You can also run hybrid search outside the agent loop — for example to build a custom retrieval endpoint or to inspect what the corpus returns:

import asyncio

from parsimony_agents.rag import (
    configure_embeddings,
    get_or_create_session_keyword_store,
    get_or_create_session_vector_store,
    hybrid_search,
)


async def main() -> None:
    configure_embeddings(model="openai/text-embedding-3-small", dimension=1536)

    session_id = "user-session-123"
    keyword_store = get_or_create_session_keyword_store(session_id)
    vector_store = get_or_create_session_vector_store(session_id)

    results = await hybrid_search(
        query="unemployment rate trend",
        keyword_store=keyword_store,
        vector_store=vector_store,
        k=5,
    )
    for r in results:
        sim = "-" if r.semantic_similarity is None else f"{r.semantic_similarity:.3f}"
        print(f"[{r.identifier}] rrf={r.rrf_score:.4f} sim={sim} :: {r.content[:80]}")
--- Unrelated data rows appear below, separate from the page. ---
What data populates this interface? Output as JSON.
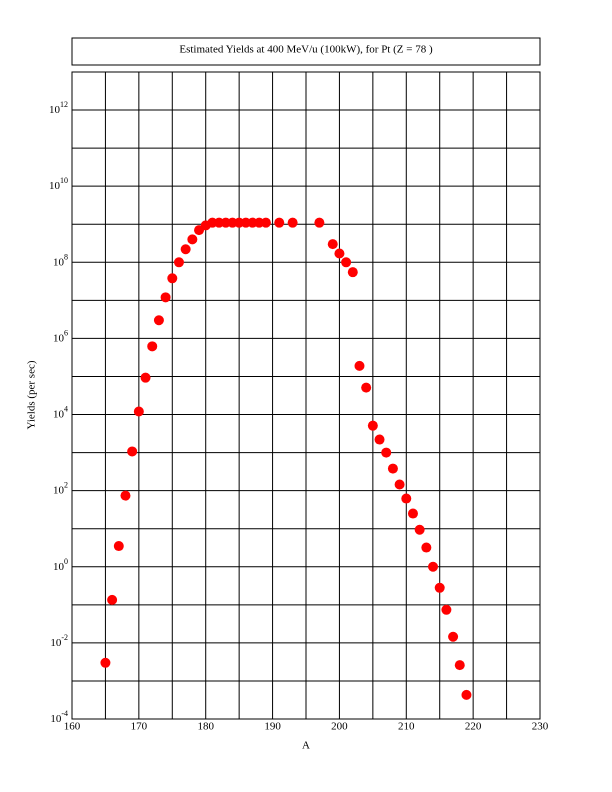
{
  "chart_data": {
    "type": "scatter",
    "title": "Estimated Yields at 400 MeV/u (100kW), for Pt (Z = 78 )",
    "x_label": "A",
    "y_label": "Yields (per sec)",
    "y_scale": "log",
    "grid": true,
    "xlim": [
      160,
      230
    ],
    "xticks": [
      160,
      170,
      180,
      190,
      200,
      210,
      220,
      230
    ],
    "xminorticks": [
      165,
      175,
      185,
      195,
      205,
      215,
      225
    ],
    "ylim": [
      0.0001,
      10000000000000.0
    ],
    "yticks": [
      {
        "value": 0.0001,
        "label": "10^-4"
      },
      {
        "value": 0.01,
        "label": "10^-2"
      },
      {
        "value": 1,
        "label": "10^0"
      },
      {
        "value": 100,
        "label": "10^2"
      },
      {
        "value": 10000,
        "label": "10^4"
      },
      {
        "value": 1000000.0,
        "label": "10^6"
      },
      {
        "value": 100000000.0,
        "label": "10^8"
      },
      {
        "value": 10000000000.0,
        "label": "10^10"
      },
      {
        "value": 1000000000000.0,
        "label": "10^12"
      }
    ],
    "yminorticks": [
      0.001,
      0.1,
      10,
      1000,
      100000.0,
      10000000.0,
      1000000000.0,
      100000000000.0,
      10000000000000.0
    ],
    "series": [
      {
        "color": "#ff0000",
        "x": [
          165,
          166,
          167,
          168,
          169,
          170,
          171,
          172,
          173,
          174,
          175,
          176,
          177,
          178,
          179,
          180,
          181,
          182,
          183,
          184,
          185,
          186,
          187,
          188,
          189,
          191,
          193,
          197,
          199,
          200,
          201,
          202,
          203,
          204,
          205,
          206,
          207,
          208,
          209,
          210,
          211,
          212,
          213,
          214,
          215,
          216,
          217,
          218,
          219
        ],
        "values": [
          0.003,
          0.135,
          3.5,
          74,
          1070,
          12000,
          93000,
          620000,
          3000000,
          12000000,
          38000000,
          100000000,
          220000000,
          400000000,
          700000000,
          930000000,
          1100000000,
          1100000000,
          1100000000,
          1100000000,
          1100000000,
          1100000000,
          1100000000,
          1100000000,
          1100000000,
          1100000000,
          1100000000,
          1100000000,
          300000000,
          170000000,
          100000000,
          55000000,
          190000,
          51000,
          5100,
          2200,
          1000,
          380,
          145,
          62,
          25,
          9.4,
          3.2,
          1,
          0.28,
          0.074,
          0.0145,
          0.0026,
          0.00043
        ]
      }
    ]
  }
}
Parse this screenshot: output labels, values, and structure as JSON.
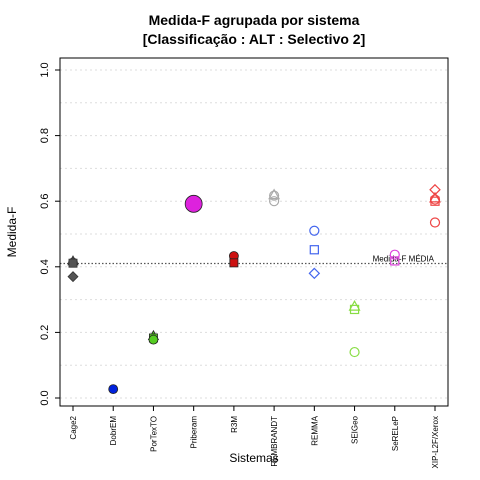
{
  "chart_data": {
    "type": "scatter",
    "title_line1": "Medida-F agrupada por sistema",
    "title_line2": "[Classificação : ALT : Selectivo 2]",
    "xlabel": "Sistemas",
    "ylabel": "Medida-F",
    "ylim": [
      0.0,
      1.0
    ],
    "yticks": [
      "0.0",
      "0.2",
      "0.4",
      "0.6",
      "0.8",
      "1.0"
    ],
    "grid": true,
    "categories": [
      "Cage2",
      "DobrEM",
      "PorTexTO",
      "Priberam",
      "R3M",
      "REMBRANDT",
      "REMMA",
      "SEIGeo",
      "SeRELeP",
      "XIP-L2F/Xerox"
    ],
    "reference_line": {
      "value": 0.41,
      "label": "Medida-F MÉDIA"
    },
    "points": [
      {
        "cat": 0,
        "y": 0.418,
        "shape": "triangle",
        "color": "#555555",
        "filled": true
      },
      {
        "cat": 0,
        "y": 0.413,
        "shape": "circle",
        "color": "#555555",
        "filled": true
      },
      {
        "cat": 0,
        "y": 0.411,
        "shape": "square",
        "color": "#555555",
        "filled": true
      },
      {
        "cat": 0,
        "y": 0.37,
        "shape": "diamond",
        "color": "#555555",
        "filled": true
      },
      {
        "cat": 1,
        "y": 0.027,
        "shape": "circle",
        "color": "#0022dd",
        "filled": true
      },
      {
        "cat": 2,
        "y": 0.19,
        "shape": "triangle",
        "color": "#55cc22",
        "filled": true
      },
      {
        "cat": 2,
        "y": 0.183,
        "shape": "square",
        "color": "#55cc22",
        "filled": true
      },
      {
        "cat": 2,
        "y": 0.178,
        "shape": "circle",
        "color": "#55cc22",
        "filled": true
      },
      {
        "cat": 3,
        "y": 0.592,
        "shape": "circle",
        "color": "#dd22dd",
        "filled": true,
        "big": true
      },
      {
        "cat": 4,
        "y": 0.433,
        "shape": "circle",
        "color": "#cc1111",
        "filled": true
      },
      {
        "cat": 4,
        "y": 0.412,
        "shape": "square",
        "color": "#cc1111",
        "filled": true
      },
      {
        "cat": 5,
        "y": 0.62,
        "shape": "triangle",
        "color": "#aaaaaa",
        "filled": false
      },
      {
        "cat": 5,
        "y": 0.617,
        "shape": "circle",
        "color": "#aaaaaa",
        "filled": false
      },
      {
        "cat": 5,
        "y": 0.6,
        "shape": "circle",
        "color": "#aaaaaa",
        "filled": false
      },
      {
        "cat": 6,
        "y": 0.51,
        "shape": "circle",
        "color": "#4466ee",
        "filled": false
      },
      {
        "cat": 6,
        "y": 0.452,
        "shape": "square",
        "color": "#4466ee",
        "filled": false
      },
      {
        "cat": 6,
        "y": 0.38,
        "shape": "diamond",
        "color": "#4466ee",
        "filled": false
      },
      {
        "cat": 7,
        "y": 0.28,
        "shape": "triangle",
        "color": "#88dd44",
        "filled": false
      },
      {
        "cat": 7,
        "y": 0.27,
        "shape": "square",
        "color": "#88dd44",
        "filled": false
      },
      {
        "cat": 7,
        "y": 0.14,
        "shape": "circle",
        "color": "#88dd44",
        "filled": false
      },
      {
        "cat": 8,
        "y": 0.437,
        "shape": "circle",
        "color": "#dd44dd",
        "filled": false
      },
      {
        "cat": 8,
        "y": 0.418,
        "shape": "square",
        "color": "#dd44dd",
        "filled": false
      },
      {
        "cat": 9,
        "y": 0.635,
        "shape": "diamond",
        "color": "#ee4444",
        "filled": false
      },
      {
        "cat": 9,
        "y": 0.61,
        "shape": "triangle",
        "color": "#ee4444",
        "filled": false
      },
      {
        "cat": 9,
        "y": 0.605,
        "shape": "circle",
        "color": "#ee4444",
        "filled": false
      },
      {
        "cat": 9,
        "y": 0.6,
        "shape": "square",
        "color": "#ee4444",
        "filled": false
      },
      {
        "cat": 9,
        "y": 0.535,
        "shape": "circle",
        "color": "#ee4444",
        "filled": false
      }
    ]
  }
}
if __name__ == "__main__":
    asyncio.run(main())

Document and KeywordDocument models

You hand documents to the two stores using two small Pydantic models — one per store.

Document is what you index into the vector store. If you omit id, a UUID is generated:

class Document(BaseModel):
    content: str
    metadata: dict = Field(default_factory=dict)
    id: str | None = None

A vector-store query returns RetrievedChunk objects — content plus the cosine-similarity score, the source identifier, and the underlying document_id:

class RetrievedChunk(BaseModel):
    content: str
    metadata: dict
    score: float
    identifier: str
    document_id: str

KeywordDocument is what you index into the keyword store; it carries its own identifier:

class KeywordDocument(BaseModel):
    content: str
    metadata: dict = Field(default_factory=dict)
    identifier: str = ""

A keyword-store query returns KeywordSearchResult objects, with a BM25 score:

class KeywordSearchResult(BaseModel):
    content: str
    metadata: dict
    score: float
    identifier: str

metadata flows through unchanged from the document you indexed into the result you get back, so use it to carry source attribution (URL, page number, date) and surface it alongside the retrieved text.